The default way to build BigBWA is:
git clone https://github.com/citiususc/BigBWA.git
cd BigBWA
make
This will create the build folder, which will contain two main files:
- BigBWA.jar - Jar file to launch with Hadoop.
- bwa.zip - File with the BWA library needed to execute with Hadoop. It needs to be uploaded to the Hadoop distributed cache.
BigBWA requires a working Hadoop cluster. Users should take into account that at least 9 GB of free memory per map are required (each map loads into memory the bwa index). Note that BigBWA uses disk space in the Hadoop tmp directory.
Here it is an example of how to run BigBWA with the BWA-MEM paired algorithm. This example assumes that our index is store in all the cluster nodes at /Data/HumanBase/ . The index can be obtained with BWA, using "bwa index".
First, we get the input Fastq reads from the 1000 Genomes Project ftp:
wget ftp://ftp.1000genomes.ebi.ac.uk/vol1/ftp/data/NA12750/sequence_read/ERR000589_1.filt.fastq.gz
wget ftp://ftp.1000genomes.ebi.ac.uk/vol1/ftp/data/NA12750/sequence_read/ERR000589_2.filt.fastq.gz
Next, the downloaded files should be uncompressed:
gzip -d ERR000589_1.filt.fastq.gz
gzip -d ERR000589_2.filt.fastq.gz
and prepared to be used by BigBWA:
python src/utils/Fq2FqBigDataPaired.py ERR000589_1.filt.fastq ERR000589_2.filt.fastq ERR000589.fqBD
hdfs dfs -copyFromLocal ERR000589.fqBDP ERR000589.fqBDP
Finally, we can execute BigBWA on the Hadoop cluster:
hadoop jar BigBWA.jar -archives bwa.zip -D mapreduce.input.fileinputformat.split.minsize=123641127 -D mapreduce.input.fileinputformat.split.maxsize=123641127 -mem -paired -index /Data/HumanBase/hg19 -r ERR000589.fqBDP ExitERR000589
Options:
- -mem - use the BWA-MEM algorithm.
- -paired - the algorithm uses paired reads.
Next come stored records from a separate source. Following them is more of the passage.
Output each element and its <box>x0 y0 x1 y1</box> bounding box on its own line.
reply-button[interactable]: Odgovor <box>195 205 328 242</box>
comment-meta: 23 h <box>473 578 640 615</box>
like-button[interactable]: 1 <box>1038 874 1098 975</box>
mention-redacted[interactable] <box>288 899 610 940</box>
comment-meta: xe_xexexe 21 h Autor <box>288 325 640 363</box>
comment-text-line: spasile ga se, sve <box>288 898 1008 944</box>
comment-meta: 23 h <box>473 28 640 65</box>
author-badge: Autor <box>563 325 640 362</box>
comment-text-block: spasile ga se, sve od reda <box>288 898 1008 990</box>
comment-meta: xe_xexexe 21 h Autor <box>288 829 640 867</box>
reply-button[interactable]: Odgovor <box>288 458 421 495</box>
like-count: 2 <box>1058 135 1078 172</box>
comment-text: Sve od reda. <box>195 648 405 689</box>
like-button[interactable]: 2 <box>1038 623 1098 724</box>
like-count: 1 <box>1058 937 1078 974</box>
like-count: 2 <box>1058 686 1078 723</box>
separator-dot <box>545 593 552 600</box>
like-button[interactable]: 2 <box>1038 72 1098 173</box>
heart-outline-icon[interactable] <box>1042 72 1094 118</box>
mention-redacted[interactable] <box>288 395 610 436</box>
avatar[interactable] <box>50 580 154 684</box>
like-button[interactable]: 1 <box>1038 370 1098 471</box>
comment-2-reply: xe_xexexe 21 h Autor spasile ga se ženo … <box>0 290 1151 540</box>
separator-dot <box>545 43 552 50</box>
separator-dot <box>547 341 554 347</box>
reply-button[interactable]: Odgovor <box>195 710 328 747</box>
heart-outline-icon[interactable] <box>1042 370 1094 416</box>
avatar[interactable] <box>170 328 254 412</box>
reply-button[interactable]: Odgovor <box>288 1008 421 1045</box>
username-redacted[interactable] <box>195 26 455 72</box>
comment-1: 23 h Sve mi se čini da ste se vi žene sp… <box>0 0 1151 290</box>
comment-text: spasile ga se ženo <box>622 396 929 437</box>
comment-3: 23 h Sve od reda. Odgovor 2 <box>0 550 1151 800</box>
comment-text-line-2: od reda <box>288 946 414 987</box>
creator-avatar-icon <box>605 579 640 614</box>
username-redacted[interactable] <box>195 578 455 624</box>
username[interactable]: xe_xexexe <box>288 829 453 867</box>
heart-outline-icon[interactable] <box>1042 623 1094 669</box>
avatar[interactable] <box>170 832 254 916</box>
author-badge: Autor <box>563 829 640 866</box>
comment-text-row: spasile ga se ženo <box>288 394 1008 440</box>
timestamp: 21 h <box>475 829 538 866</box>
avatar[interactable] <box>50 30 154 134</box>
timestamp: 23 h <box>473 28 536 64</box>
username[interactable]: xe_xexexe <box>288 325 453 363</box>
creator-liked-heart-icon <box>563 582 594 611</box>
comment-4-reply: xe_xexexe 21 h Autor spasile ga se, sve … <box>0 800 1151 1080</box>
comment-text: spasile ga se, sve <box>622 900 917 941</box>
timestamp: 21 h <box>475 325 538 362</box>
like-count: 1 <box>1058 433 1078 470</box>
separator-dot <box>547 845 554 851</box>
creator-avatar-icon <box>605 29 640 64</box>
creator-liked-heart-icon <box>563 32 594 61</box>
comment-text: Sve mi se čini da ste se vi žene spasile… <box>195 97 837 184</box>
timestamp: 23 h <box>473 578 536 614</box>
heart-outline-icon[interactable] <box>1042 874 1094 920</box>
- -index - the index prefix is specified. The index must be available in all the cluster nodes at the same location.
- -r - a reducer will be used.
- The last two arguments are the input and output in HDFS.
If you want to check all the available options, execute the command:
hadoop jar BigBWA.jar
After the execution, to move the output to the local filesystem use:
hdfs dfs -copyToLocal ExitERR000589/part-r-00000 ./
In case of not using a reducer, the output will be splited into several pieces. If we want to put it together we can use one of our Python utils or use "samtools merge":
hdfs dfs -copyToLocal ExitERR000589/Output* ./
python src/utils/FullSam.py ./ ./OutputFile.sam
##Frequently asked questions (FAQs)
####1. I can not build the tool because jni_md.h or jni.h is missing. You need to set correctly your JAVA_HOME environment variable or you can set it in Makefile.common.